Seven U.S. marines died on Thursday when their helicopters collided during a training mission in the Arizona desert. The Marines are known to frequently use the area to train for nighttime missions in Afghanistan.
A Chicago window factory that was occupied by workers in 2008 is now facing a second occupation by some of the same employees. About 65 workers at the Goose Island plant run by Serious Energy have occupied the factory in an attempt to save their jobs after the company announced plans to close the plant and consolidate its operations. In 2008, some of the same workers were involved in a famous six-day sit-in after Republic Windows and Doors gave workers just three days’ notice before closing the factory. The sit-in drew national attention, and union workers reached a settlement where they each received $6,000.
Ten members of Occupy Philadelphia have been acquitted on charges of obstructing a highway during a sit-in last year outside of the city’s police headquarters. Their case marked the first full courtroom trial for Occupy Philadelphia protesters.
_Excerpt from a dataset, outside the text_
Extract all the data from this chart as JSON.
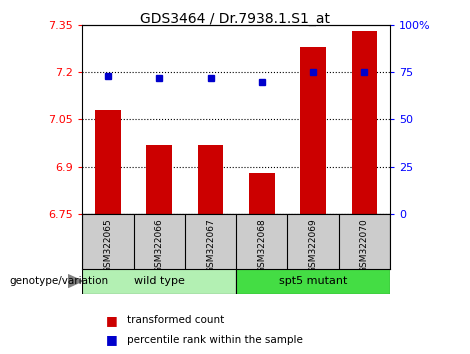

New details have emerged on the New York City Police Department’s spying on Muslim residents across the Northeast. The Associated Press reports the NYPD targeted Muslim mosques with tactics normally reserved for criminal organizations, including collecting the license plates of worshippers, monitoring them on surveillance cameras, and cataloging sermons through a network of informants. The disclosures follow the news this week NYPD agents monitored mosques and Muslim businesses in Newark, New Jersey, unbeknownst to local officials.
And the tech giant Apple is facing a new wave of protests over conditions at the Foxconn factory in China where some of its products are made. Protesters gathered outside a meeting of Apple shareholders in California Thursday calling for better working conditions.
Benazir Vohra: “I would really love it if Apple would produce their products in a way that were more in line with my values. I really don’t think that in order to make a good enough profit and make a high-quality product, they have to use the chemicals that they do. I don’t think that they have to exploit workers the way they do, with overtime and low wages.”
Heidi Perlmutter: “We’re here because we cannot stand the conditions that these phones are built under. We are working people ourselves, and we think that people deserve a good salary. They deserve, especially, safe conditions.”